Sentimento de abandono?

Se há temas recorrentes e confisões frequentes são as da sensação de abandono, de falta e de carência com origem na infância e que se mantêm, por vezes, até à 3ª idade. Mas, o que é que está na base desta falta e deste vazio? Que fazemos nós para que este espaço seja preenchido ao longo da vida? Continuaremos durante toda uma vida a culpar os nossos pais e familiares por algo que não tivemos, mas queríamos ter tido? Como expressamos o sentimento de abandono? Cobrando e exigindo o impossível do outro? Pedindo mais atenção ou, pelo contrário, dominando e manipulando, usando máscaras sociais de superioridade?
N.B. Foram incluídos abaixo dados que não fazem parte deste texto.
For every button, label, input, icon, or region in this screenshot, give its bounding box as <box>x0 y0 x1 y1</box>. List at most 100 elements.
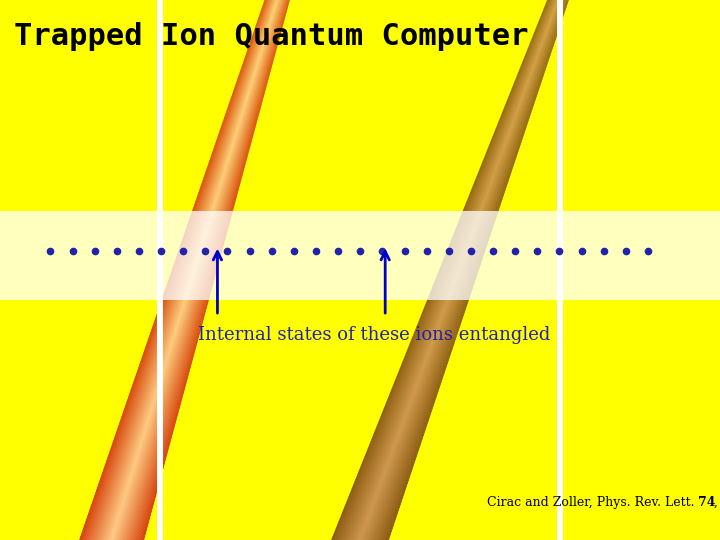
Polygon shape <box>162 450 166 459</box>
Polygon shape <box>487 189 491 198</box>
Polygon shape <box>451 270 456 279</box>
Polygon shape <box>219 189 222 198</box>
Polygon shape <box>234 135 237 144</box>
Polygon shape <box>253 45 256 54</box>
Polygon shape <box>490 207 494 216</box>
Polygon shape <box>482 207 486 216</box>
Polygon shape <box>387 522 391 531</box>
Polygon shape <box>140 504 143 513</box>
Polygon shape <box>531 90 534 99</box>
Polygon shape <box>361 513 365 522</box>
Polygon shape <box>403 360 408 369</box>
Polygon shape <box>235 81 238 90</box>
Polygon shape <box>544 27 547 36</box>
Polygon shape <box>490 171 494 180</box>
Polygon shape <box>261 63 264 72</box>
Polygon shape <box>156 468 160 477</box>
Polygon shape <box>391 468 395 477</box>
Polygon shape <box>254 90 257 99</box>
Polygon shape <box>228 144 232 153</box>
Polygon shape <box>477 225 480 234</box>
Polygon shape <box>142 450 145 459</box>
Polygon shape <box>541 54 545 63</box>
Polygon shape <box>436 279 441 288</box>
Polygon shape <box>459 306 462 315</box>
Polygon shape <box>415 333 420 342</box>
Polygon shape <box>467 207 471 216</box>
Polygon shape <box>166 333 169 342</box>
Polygon shape <box>548 9 552 18</box>
Polygon shape <box>165 351 168 360</box>
Polygon shape <box>230 189 233 198</box>
Polygon shape <box>550 36 554 45</box>
Polygon shape <box>426 306 430 315</box>
Polygon shape <box>207 162 211 171</box>
Polygon shape <box>491 189 495 198</box>
Polygon shape <box>204 180 207 189</box>
Polygon shape <box>224 216 227 225</box>
Polygon shape <box>531 36 534 45</box>
Polygon shape <box>510 90 515 99</box>
Polygon shape <box>372 432 377 441</box>
Polygon shape <box>225 135 228 144</box>
Polygon shape <box>146 495 149 504</box>
Polygon shape <box>544 9 549 18</box>
Polygon shape <box>406 360 410 369</box>
Polygon shape <box>149 441 153 450</box>
Polygon shape <box>451 243 456 252</box>
Polygon shape <box>456 234 461 243</box>
Polygon shape <box>480 180 484 189</box>
Polygon shape <box>532 45 536 54</box>
Polygon shape <box>382 522 387 531</box>
Polygon shape <box>264 9 267 18</box>
Polygon shape <box>229 117 233 126</box>
Polygon shape <box>496 171 500 180</box>
Polygon shape <box>514 117 518 126</box>
Polygon shape <box>462 270 466 279</box>
Polygon shape <box>472 279 474 288</box>
Polygon shape <box>402 396 407 405</box>
Polygon shape <box>447 342 451 351</box>
Polygon shape <box>155 459 158 468</box>
Polygon shape <box>241 144 244 153</box>
Polygon shape <box>354 495 357 504</box>
Polygon shape <box>196 207 199 216</box>
Polygon shape <box>159 306 163 315</box>
Polygon shape <box>539 18 543 27</box>
Polygon shape <box>251 99 253 108</box>
Polygon shape <box>413 441 418 450</box>
Polygon shape <box>429 351 433 360</box>
Polygon shape <box>166 288 169 297</box>
Polygon shape <box>546 27 550 36</box>
Polygon shape <box>163 405 166 414</box>
Polygon shape <box>119 459 122 468</box>
Polygon shape <box>240 90 243 99</box>
Polygon shape <box>184 243 188 252</box>
Polygon shape <box>508 135 511 144</box>
Polygon shape <box>423 351 426 360</box>
Polygon shape <box>361 522 364 531</box>
Polygon shape <box>214 252 217 261</box>
Polygon shape <box>402 432 407 441</box>
Polygon shape <box>520 81 523 90</box>
Polygon shape <box>375 495 379 504</box>
Polygon shape <box>402 468 406 477</box>
Polygon shape <box>238 117 241 126</box>
Polygon shape <box>526 81 530 90</box>
Polygon shape <box>474 207 477 216</box>
Polygon shape <box>239 108 242 117</box>
Polygon shape <box>258 81 261 90</box>
Polygon shape <box>485 225 489 234</box>
Polygon shape <box>209 216 212 225</box>
Polygon shape <box>216 189 220 198</box>
Polygon shape <box>438 378 442 387</box>
Polygon shape <box>515 99 518 108</box>
Polygon shape <box>158 306 161 315</box>
Polygon shape <box>245 135 248 144</box>
Polygon shape <box>119 495 122 504</box>
Polygon shape <box>138 486 141 495</box>
Polygon shape <box>184 297 186 306</box>
Polygon shape <box>459 261 463 270</box>
Polygon shape <box>269 9 271 18</box>
Polygon shape <box>156 342 160 351</box>
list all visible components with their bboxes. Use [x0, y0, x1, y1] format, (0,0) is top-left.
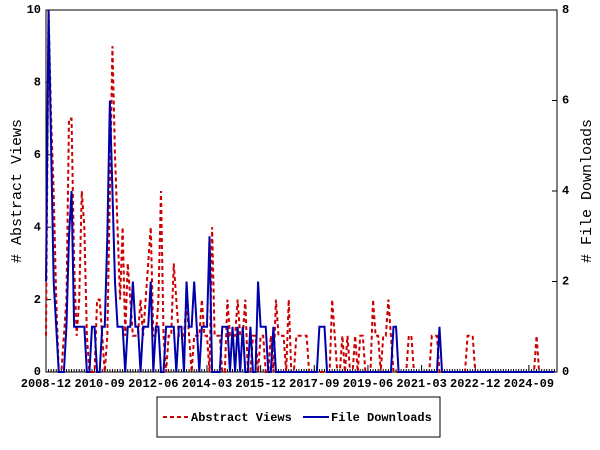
x-tick-label: 2019-06	[343, 377, 393, 391]
series-line	[45, 9, 555, 373]
x-tick-label: 2008-12	[21, 377, 71, 391]
y2-tick-label: 4	[562, 184, 569, 198]
x-tick-label: 2014-03	[182, 377, 232, 391]
y-tick-label: 2	[34, 293, 41, 307]
y-tick-label: 10	[27, 3, 41, 17]
x-tick-label: 2022-12	[450, 377, 500, 391]
y-tick-label: 8	[34, 76, 41, 90]
x-tick-label: 2021-03	[396, 377, 446, 391]
x-tick-label: 2015-12	[235, 377, 285, 391]
y-tick-label: 6	[34, 148, 41, 162]
y2-axis-title: # File Downloads	[579, 119, 596, 263]
y-tick-label: 0	[34, 365, 41, 379]
y-tick-label: 4	[34, 220, 41, 234]
y2-tick-label: 6	[562, 94, 569, 108]
x-tick-label: 2017-09	[289, 377, 339, 391]
legend-label: Abstract Views	[191, 411, 292, 425]
y2-tick-label: 2	[562, 275, 569, 289]
legend-label: File Downloads	[331, 411, 432, 425]
x-tick-label: 2012-06	[128, 377, 178, 391]
legend	[156, 396, 441, 438]
plot-frame	[45, 9, 558, 373]
x-tick-label: 2024-09	[504, 377, 554, 391]
y2-tick-label: 8	[562, 3, 569, 17]
y2-tick-label: 0	[562, 365, 569, 379]
y-axis-title: # Abstract Views	[9, 119, 26, 263]
x-tick-label: 2010-09	[74, 377, 124, 391]
series-line	[45, 9, 555, 373]
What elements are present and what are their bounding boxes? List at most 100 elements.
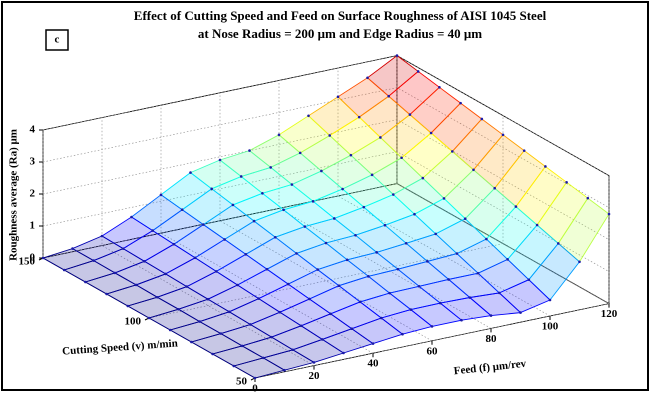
y-tick-label: 150 — [19, 256, 36, 268]
surface-point — [388, 291, 391, 295]
surface-point — [328, 134, 332, 137]
surface-point — [311, 200, 315, 203]
grid-line — [278, 80, 492, 329]
surface-point — [342, 351, 345, 355]
surface-point — [295, 252, 298, 255]
surface-point — [257, 297, 261, 300]
surface-point — [198, 320, 201, 323]
surface-point — [206, 297, 210, 301]
surface-point — [366, 76, 369, 80]
surface-point — [177, 307, 180, 311]
surface-point — [358, 300, 362, 304]
grid-line — [396, 55, 610, 304]
surface-point — [180, 208, 184, 211]
surface-point — [121, 247, 125, 250]
grid-line — [101, 117, 315, 366]
surface-point — [578, 260, 581, 264]
z-tick-label: 0 — [30, 252, 36, 264]
x-tick-label: 20 — [309, 370, 321, 382]
surface-point — [367, 275, 370, 278]
surface-point — [202, 223, 205, 226]
surface-point — [557, 242, 560, 245]
surface-point — [105, 292, 108, 296]
surface-point — [607, 212, 611, 216]
y-tick-label: 100 — [125, 316, 142, 328]
chart-title: Effect of Cutting Speed and Feed on Surf… — [134, 8, 547, 23]
surface-point — [291, 348, 295, 352]
surface-point — [565, 181, 568, 184]
surface-point — [349, 153, 353, 157]
surface-point — [489, 314, 493, 317]
surface-point — [219, 332, 223, 335]
surface-point — [151, 229, 154, 232]
surface-point — [71, 247, 74, 250]
surface-point — [586, 196, 590, 200]
surface-point — [269, 166, 273, 169]
surface-point — [451, 150, 454, 153]
surface-point — [345, 258, 349, 262]
surface-point — [439, 301, 442, 305]
surface-point — [308, 297, 311, 301]
surface-point — [434, 232, 438, 236]
surface-point — [299, 324, 303, 328]
surface-point — [421, 176, 425, 180]
grid-line — [219, 92, 433, 342]
surface-point — [333, 217, 336, 220]
surface-point — [506, 258, 509, 261]
surface-point — [190, 340, 193, 344]
surface-point — [417, 284, 421, 288]
surface-point — [476, 271, 480, 275]
surface-point — [375, 251, 379, 254]
grid-line — [254, 175, 610, 379]
surface-point — [248, 149, 251, 152]
surface-point — [485, 237, 488, 241]
surface-point — [501, 133, 505, 137]
surface-point — [307, 114, 310, 118]
surface-point — [514, 205, 518, 208]
surface-point — [438, 85, 441, 89]
surface-point — [380, 316, 383, 320]
grid-line — [42, 119, 610, 240]
surface-point — [447, 278, 450, 281]
surface-point — [168, 328, 172, 332]
surface-point — [274, 235, 277, 239]
surface-point — [468, 296, 472, 299]
surface-point — [460, 318, 463, 322]
surface-point — [100, 234, 104, 238]
surface-point — [249, 323, 252, 326]
surface-point — [413, 212, 416, 216]
z-tick-label: 1 — [30, 220, 36, 232]
surface-point — [286, 282, 290, 286]
surface-point — [401, 332, 404, 336]
surface-point — [341, 187, 344, 191]
chart-subtitle: at Nose Radius = 200 μm and Edge Radius … — [198, 26, 482, 41]
surface-point — [92, 259, 95, 262]
x-tick-label: 80 — [486, 333, 498, 345]
surface-point — [312, 361, 316, 364]
surface-point — [442, 197, 446, 200]
grid-line — [42, 151, 610, 272]
surface-point — [320, 169, 323, 173]
surface-point — [387, 94, 391, 98]
z-tick-label: 2 — [30, 188, 36, 200]
surface-point — [336, 95, 340, 99]
surface-point — [253, 376, 257, 380]
surface-point — [211, 352, 214, 356]
grid-line — [160, 105, 374, 354]
surface-point — [404, 241, 408, 245]
z-axis-label: Roughness average (Ra) μm — [8, 129, 20, 261]
surface-point — [480, 117, 484, 121]
surface-point — [316, 268, 320, 271]
surface-point — [159, 193, 163, 197]
surface-point — [282, 208, 285, 212]
x-tick-label: 100 — [542, 321, 559, 333]
surface-point — [459, 101, 462, 105]
grid-line — [337, 68, 551, 317]
surface-point — [172, 242, 176, 246]
surface-point — [362, 205, 366, 209]
surface-point — [143, 259, 146, 263]
y-tick-label: 50 — [236, 376, 248, 388]
x-tick-label: 40 — [368, 358, 380, 370]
titudes como a chantagem emocional, a vitimização, a cobrança para que as coisas sejam do modo que queremos com regras rígidas e egoístas são frequentes quando queremos o que não tivemos. Aliás, todos nós ao longo da vida temos episódios (uns mais frequentes que outros) em que nos sentimos sós, incompreendidos. Outras vezes,

a necessidade de agradar e de ser útil em troca de amor, reconhecimento, proteção é tão grande que permitimos de mais e não pomos fronteiras ao outro. Não sabemos dizer não, não queremos dececionar, desiludir.

Como superar!

Acredito que a superação da sensação de abandono não se cura por tentativas (às vezes forçadas) em obter companhia através de casamentos ou relacionamentos de conveniência, mas antes pelo encontro verdadeiro com cada um. Somente quando estiver cara a cara consigo, coração com coração, verdade com verdade, poderá curar e sarar as suas feridas. Ganhe consciência de que é um ser humano, que tal como outro, erra, falha, tem medos e inseguranças e assim foram os seus pais. Acredito que cada um de nós faz e dá o melhor de si próprio, porém nem sempre estamos bem, equilibrados, o que faz com que as nossas manifestações nem sempre correspondam às expetativas do outro. Note, eu sou mãe de dois filhos. Uma mãe 100% presente, disponível, que lhe diz mil vezes ao dia que os ama e, ainda assim, quando crescerem, terão algo para
me apontar…

Então, como se preencher? Simplesmente, goste de si! Cultive a arte de estar consigo! Mime-se! Corpo e alma merecem ser bem tratados.

Crie momentos especiais

– Vista a roupa que mais gosta! Momentos especiais são todos os dias!

– Vá ao cabeleireiro;

– Arranje as mãos e os pés. Escolha cores, como o vermelho ou o laranja, para se sentir com mais vida, energia e amor;

– Dê um passeio, caminhe sem pressa, sentindo cada passo, cada brisa, cada raio de Sol ou pingo de chuva;

– Desfrute de uma refeição saudável em frente ao mar, mastigue com todo o tempo do mundo, sentindo a textura, o paladar e o cheiro de cada alimento;

– Faça uma sessão de meditação, aproveite todos os minutos e segundos para sentir a sua respiração, o seu coração;

– Leia um ‘bom’ livro, onde aprenda algo novo e que seja realmente útil para o seu crescimento;

– Faça uma viagem, conheça novos locais;

– Que hobbies tem? Aprenda algo que sempre sonhou aprender. Inscreva-se nalguma formação. Aprenda a tocar piano ou a falar um novo idioma. Conhecer novas pessoas amplia o nosso mundo;

– Faça alterações na sua casa. Pinte uma parede, coloque papel ou, simplesmente, mude cortinados ou compre novas almofadas;

– Limpe os seus armários. Doe tudo aquilo que não usou no último ano;

– Pinte, escreva, cante. Não se esqueça que pode a qualquer momento mudar o rumo da sua vida e optar por ser feliz!

– Ponha-se em primeiro lugar. Apenas consigo vai viver para sempre! E como dizia a publicidade: Se não gostar de si, quem gostará?

E, não se esqueça, não existem culpados nem vítimas, apenas circuntâncias que nos põem à prova para nos tornarmos seres mais capazes, especiais e felizes.